BL: Well again, this comes back to question of power sharing, which would be the responsibility of the central government—because after all, they would need a central government—and then the confederate states. But then another problem arises naturally. If you look at the various states, the current states of the Union of Myanmar or Burma, there’s actually no state that has only one ethnic group. Chin State is probably the most cohesive in that sense, that there are very few outsiders, but then again, the Chin speak 20-30 different languages. They don’t even understand each other and sometimes they have to use Burmese to talk to each other sometimes, right? And Arakan State has a very large Muslim minority, Rohingya in the north and Kaman Muslims elsewhere in the state, and the hill tribes in the Arakan Yoma, right? In Shan State maybe 50-60 percent are Shan, hard to say, but you have large communities, other communities, ethnic communities there: Wa, Palaung, Pa-O, and Kachin; and would they want to be part of Shan State? Wouldn’t they like their own states? If you look at Kachin State, are the Kachin even the majority there? I doubt it. I would think that there are more Shan, Shanni, and Burman, actually living in Kachin State than Kachins. Then you have the question of the Rawang and the Lisu, they don’t really feel like they are Kachin so, so they would have a separate, kind-of, status or identity. Even in Karen State, Kayah State you have a mixture of various nationalities. So how do you solve that problem? But this are exactly, precisely the kind of issues any kind of peace talks should be focusing on: power sharing between the center and the states; and how to solve the minority problems within the minority areas; and what kind of solution should be found to that problem.
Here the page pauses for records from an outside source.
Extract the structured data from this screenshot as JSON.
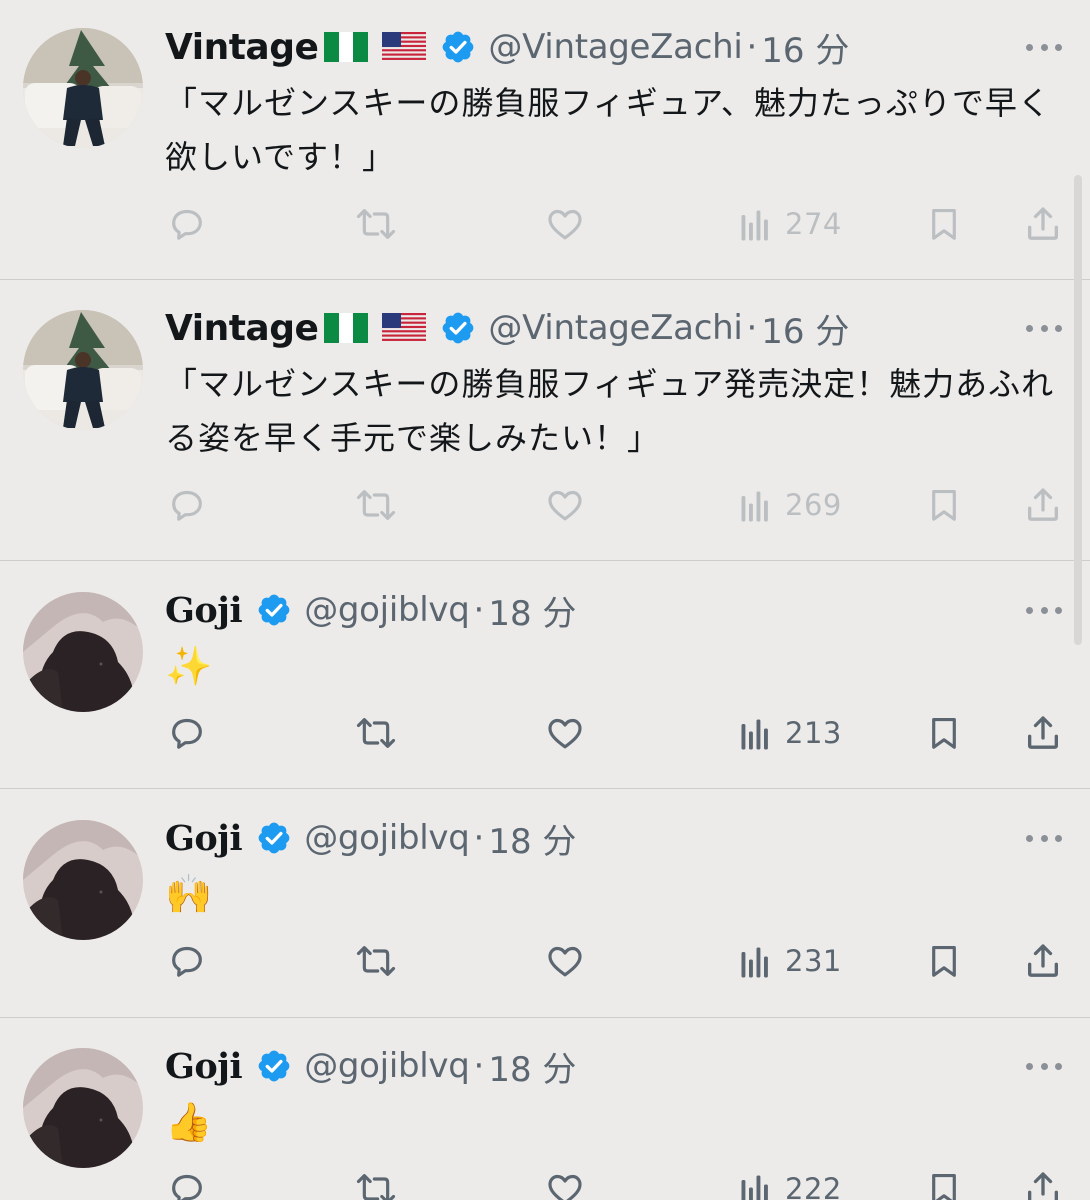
{
  "tweets": [
    {
      "name": "Vintage",
      "handle": "@VintageZachi",
      "separator": "·",
      "time": "16 分",
      "text": "「マルゼンスキーの勝負服フィギュア、魅力たっぷりで早く欲しいです！」",
      "views": "274"
    },
    {
      "name": "Vintage",
      "handle": "@VintageZachi",
      "separator": "·",
      "time": "16 分",
      "text": "「マルゼンスキーの勝負服フィギュア発売決定！魅力あふれる姿を早く手元で楽しみたい！」",
      "views": "269"
    },
    {
      "name": "Goji",
      "handle": "@gojiblvq",
      "separator": "·",
      "time": "18 分",
      "text": "✨",
      "views": "213"
    },
    {
      "name": "Goji",
      "handle": "@gojiblvq",
      "separator": "·",
      "time": "18 分",
      "text": "🙌",
      "views": "231"
    },
    {
      "name": "Goji",
      "handle": "@gojiblvq",
      "separator": "·",
      "time": "18 分",
      "text": "👍",
      "views": "222"
    }
  ],
  "icons": {
    "reply": "reply-icon",
    "retweet": "retweet-icon",
    "like": "like-icon",
    "views": "views-icon",
    "bookmark": "bookmark-icon",
    "share": "share-icon",
    "more": "more-icon",
    "verified": "verified-badge-icon",
    "flags": [
      "nigeria-flag-icon",
      "usa-flag-icon"
    ]
  },
  "colors": {
    "background": "#ecebea",
    "verified": "#1d9bf0",
    "secondary_text": "#5b6670"
  }
}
KAZ: When we say ‘peace talks’, my question back to you is, peace talks with whom?
Because this current military regime lacks legitimacy. They have no public mandate or public support inside and outside the country. The military is the sole problem and cause of division in the ethnically diverse country. It’s the military that’s the source of the division in our country.
BL: Yeah, that’s the main problem. If you look at what the military has said since the beginning of the so-called peace process, it’s that they have the duty to uphold and defend the Constitution. In other words, they don’t want to change the Constitution. They don’t want to change the status of the various states or the various nationalities within the boundaries of the country. And this of course is a problem if you want to talk peace. It is a non-starter basically, and I think the whole peace process, so-called peace process, was a non-starter from the very beginning.
KAZ: I want to ask you, since the coup, there were arguments that some powerful EAOs have an advantage in terms of promoting their political agenda and their inspirations for either the federal [Union] or confederation. They also get more support from the Burmese people.
BL: If you go back to what the situation was like a year ago, in 2021, the case was very similar after the 1988 uprising. The ethnic armed organizations were very slow to react. And I talked to people from the various ethnic groups after the military intervention a year ago here. They said, it is a fight between the Burmans, it doesn’t concern us. What did the Burmans do when we were under attack up in Kachin state, for instance? But then that kind of attitude disappeared quite quickly when they realized that they do have something in common with all these urban dissidents and the people resisting the new military government […] It seems to me that the KIO, the KIA is cooperating with several of the PDFs even outside Kachin State—that’s in Mandalay and Sagaing, and so on; they even send troops there to fight.
[…] It was nothing like that in 1988. And in the Karen area, parts of the Karen area, there’s a lot of different groups from the cities and the towns – which are not based there. And they cooperate with the Karen rebels.